Surprisingly, what might have appeared the least conventional option, a Cayenne-based convertible approximately 4.8-metres long, was not immediately discarded, but actually built. Today, there is still a single example of the open-top Cayenne kept in storage at the Porsche Museum. It is not a roadgoing prototype, however, but what is known as a Package Function Model – or PFM for short. The designers had the roof removed, but dispensed with the body-stiffening measures necessary for a convertible. Incapable of providing a safe and stable drive, the vehicle is transported to its destination when required. Test drives were never planned, as the convertible PFM was only built to assess four criteria.
Is the seating comfortable throughout the vehicle when the roof tapers in a more coupé-like way towards the rear and when the windscreen and A-pillars are shortened? How practical is the Cayenne as a two-door model with doors which are 20 cm longer? Is it possible to accommodate an elegant, high-quality soft top that can also be folded quickly? And how should the rear end be designed? There was still disagreement on the final issue in 2002, and two different rear sections were designed for the Package Function Model. The left-hand tail light was set low on the rear of the car, while the right-hand one was noticeably higher.
Convertible top mechanism as on the current 911 Targa
Had the car reached production, a single rear design would of course have been settled on in the end, and the technical issues would undoubtedly have been resolved. A now-familiar soft-top mechanism was envisaged: the luggage compartment lid of the Cayenne-PFM was attached at the front and rear, allowing it to be opened in both directions. The roof would travel over the fixed roll-over bar and be ‘swallowed’ in the rear by the luggage compartment lid, which opened in the opposite direction, folding in a z-pattern. It has worked in a very similar way to this on the Porsche 911 Targa since the 991-generation model. The mechanism never got past the computer simulation stage for the Cayenne convertible, however, and was never fully constructed. Today, the fabric top is stowed in the luggage compartment of the museum piece and must be fitted manually if required.

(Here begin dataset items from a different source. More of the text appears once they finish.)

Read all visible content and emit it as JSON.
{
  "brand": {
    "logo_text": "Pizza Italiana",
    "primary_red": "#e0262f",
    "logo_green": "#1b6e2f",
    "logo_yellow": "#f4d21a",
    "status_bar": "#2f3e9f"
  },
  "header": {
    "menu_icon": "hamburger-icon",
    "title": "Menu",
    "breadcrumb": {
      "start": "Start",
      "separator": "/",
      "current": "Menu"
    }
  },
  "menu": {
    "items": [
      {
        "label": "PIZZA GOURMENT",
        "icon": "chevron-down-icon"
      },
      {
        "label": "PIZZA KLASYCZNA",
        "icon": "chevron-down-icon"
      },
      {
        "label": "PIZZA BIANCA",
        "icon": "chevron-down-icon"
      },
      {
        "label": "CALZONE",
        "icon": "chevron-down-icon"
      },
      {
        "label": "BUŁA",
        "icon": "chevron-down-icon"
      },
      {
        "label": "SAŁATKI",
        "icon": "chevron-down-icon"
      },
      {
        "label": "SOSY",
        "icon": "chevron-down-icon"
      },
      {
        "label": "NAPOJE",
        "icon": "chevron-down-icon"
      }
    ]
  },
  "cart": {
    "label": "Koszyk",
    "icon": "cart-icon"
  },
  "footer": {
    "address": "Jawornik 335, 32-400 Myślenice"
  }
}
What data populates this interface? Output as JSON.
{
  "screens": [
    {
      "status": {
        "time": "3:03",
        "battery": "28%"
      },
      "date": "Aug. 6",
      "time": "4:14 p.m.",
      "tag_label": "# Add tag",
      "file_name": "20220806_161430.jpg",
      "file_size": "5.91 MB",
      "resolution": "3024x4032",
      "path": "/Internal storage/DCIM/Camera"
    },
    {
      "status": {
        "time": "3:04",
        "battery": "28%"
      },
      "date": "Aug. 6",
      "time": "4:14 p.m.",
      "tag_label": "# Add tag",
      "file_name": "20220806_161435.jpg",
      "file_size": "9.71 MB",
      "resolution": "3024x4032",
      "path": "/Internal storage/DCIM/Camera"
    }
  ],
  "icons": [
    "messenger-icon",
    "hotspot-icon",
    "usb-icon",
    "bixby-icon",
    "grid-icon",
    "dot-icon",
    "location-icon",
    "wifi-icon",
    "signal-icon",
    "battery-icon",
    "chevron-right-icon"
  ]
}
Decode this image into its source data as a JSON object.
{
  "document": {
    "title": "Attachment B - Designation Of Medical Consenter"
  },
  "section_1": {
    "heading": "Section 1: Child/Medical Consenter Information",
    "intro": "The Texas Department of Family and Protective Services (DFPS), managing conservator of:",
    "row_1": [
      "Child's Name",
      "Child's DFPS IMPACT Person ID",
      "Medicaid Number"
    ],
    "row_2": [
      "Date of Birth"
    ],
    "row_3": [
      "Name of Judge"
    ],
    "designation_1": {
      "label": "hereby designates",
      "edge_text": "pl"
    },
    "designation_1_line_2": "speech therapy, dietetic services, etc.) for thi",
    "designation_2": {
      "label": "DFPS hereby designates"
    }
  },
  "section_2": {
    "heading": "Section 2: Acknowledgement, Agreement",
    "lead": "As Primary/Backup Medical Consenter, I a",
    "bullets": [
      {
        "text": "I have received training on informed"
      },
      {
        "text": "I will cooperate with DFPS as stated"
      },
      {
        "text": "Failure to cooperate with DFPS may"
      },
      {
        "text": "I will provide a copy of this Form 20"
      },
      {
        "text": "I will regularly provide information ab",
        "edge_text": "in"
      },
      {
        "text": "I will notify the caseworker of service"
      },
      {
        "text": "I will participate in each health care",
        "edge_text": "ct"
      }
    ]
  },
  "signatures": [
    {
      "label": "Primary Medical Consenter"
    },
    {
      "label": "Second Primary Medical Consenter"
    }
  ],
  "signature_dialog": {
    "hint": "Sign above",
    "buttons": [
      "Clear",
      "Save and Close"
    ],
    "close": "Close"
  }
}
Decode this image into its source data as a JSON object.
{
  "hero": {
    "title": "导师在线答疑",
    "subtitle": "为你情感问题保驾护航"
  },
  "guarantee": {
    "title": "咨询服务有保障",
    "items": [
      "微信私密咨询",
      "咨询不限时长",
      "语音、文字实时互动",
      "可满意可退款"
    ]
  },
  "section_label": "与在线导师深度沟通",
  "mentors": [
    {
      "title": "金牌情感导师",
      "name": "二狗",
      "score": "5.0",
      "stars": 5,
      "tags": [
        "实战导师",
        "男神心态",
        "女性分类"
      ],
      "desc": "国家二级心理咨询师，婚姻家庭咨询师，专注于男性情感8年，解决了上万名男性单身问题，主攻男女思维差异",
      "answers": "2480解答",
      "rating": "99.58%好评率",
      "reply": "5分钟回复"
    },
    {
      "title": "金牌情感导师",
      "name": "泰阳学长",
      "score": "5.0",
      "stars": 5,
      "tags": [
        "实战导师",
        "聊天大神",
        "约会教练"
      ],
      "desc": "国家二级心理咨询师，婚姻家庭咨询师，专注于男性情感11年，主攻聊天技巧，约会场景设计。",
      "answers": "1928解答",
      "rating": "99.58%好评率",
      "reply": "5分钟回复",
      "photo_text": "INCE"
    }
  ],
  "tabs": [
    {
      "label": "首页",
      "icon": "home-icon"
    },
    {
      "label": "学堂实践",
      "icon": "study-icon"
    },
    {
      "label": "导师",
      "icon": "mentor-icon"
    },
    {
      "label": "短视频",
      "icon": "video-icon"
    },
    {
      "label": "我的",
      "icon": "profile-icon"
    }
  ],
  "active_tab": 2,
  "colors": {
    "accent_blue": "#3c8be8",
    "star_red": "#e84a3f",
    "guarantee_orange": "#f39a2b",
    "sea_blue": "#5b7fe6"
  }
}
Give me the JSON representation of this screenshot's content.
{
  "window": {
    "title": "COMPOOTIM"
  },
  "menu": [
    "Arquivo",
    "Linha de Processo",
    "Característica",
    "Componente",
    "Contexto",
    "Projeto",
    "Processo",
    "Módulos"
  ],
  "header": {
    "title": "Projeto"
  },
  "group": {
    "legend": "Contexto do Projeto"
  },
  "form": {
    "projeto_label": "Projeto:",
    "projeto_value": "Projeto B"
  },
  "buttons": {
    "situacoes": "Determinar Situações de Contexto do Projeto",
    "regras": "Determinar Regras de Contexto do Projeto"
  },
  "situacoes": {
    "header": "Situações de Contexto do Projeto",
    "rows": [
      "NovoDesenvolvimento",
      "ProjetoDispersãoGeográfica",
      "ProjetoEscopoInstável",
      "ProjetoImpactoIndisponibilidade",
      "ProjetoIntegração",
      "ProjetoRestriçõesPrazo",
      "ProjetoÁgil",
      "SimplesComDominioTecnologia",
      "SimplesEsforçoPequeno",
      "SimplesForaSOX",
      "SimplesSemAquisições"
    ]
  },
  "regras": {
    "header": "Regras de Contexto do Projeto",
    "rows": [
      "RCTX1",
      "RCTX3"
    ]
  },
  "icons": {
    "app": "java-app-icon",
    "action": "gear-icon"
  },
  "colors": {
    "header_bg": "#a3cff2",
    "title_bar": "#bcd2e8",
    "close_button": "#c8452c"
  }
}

While the coupé idea of 2002 was later taken up again and implemented in 2019 in a successful production model, Porsche did not pursue the convertible idea further. Forecasts regarding profitability were not particularly promising and doubts remained as to whether the car would look as appealing as a Porsche should. “An SUV as a convertible is a challenge both aesthetically and formally,” says Michael Mauer, who was not yet in office in 2002, looking at the concept today. “An SUV always has a large and heavy body. You combine this with a small top half and then cut off the roof – you get very strange shapes emerging from that.”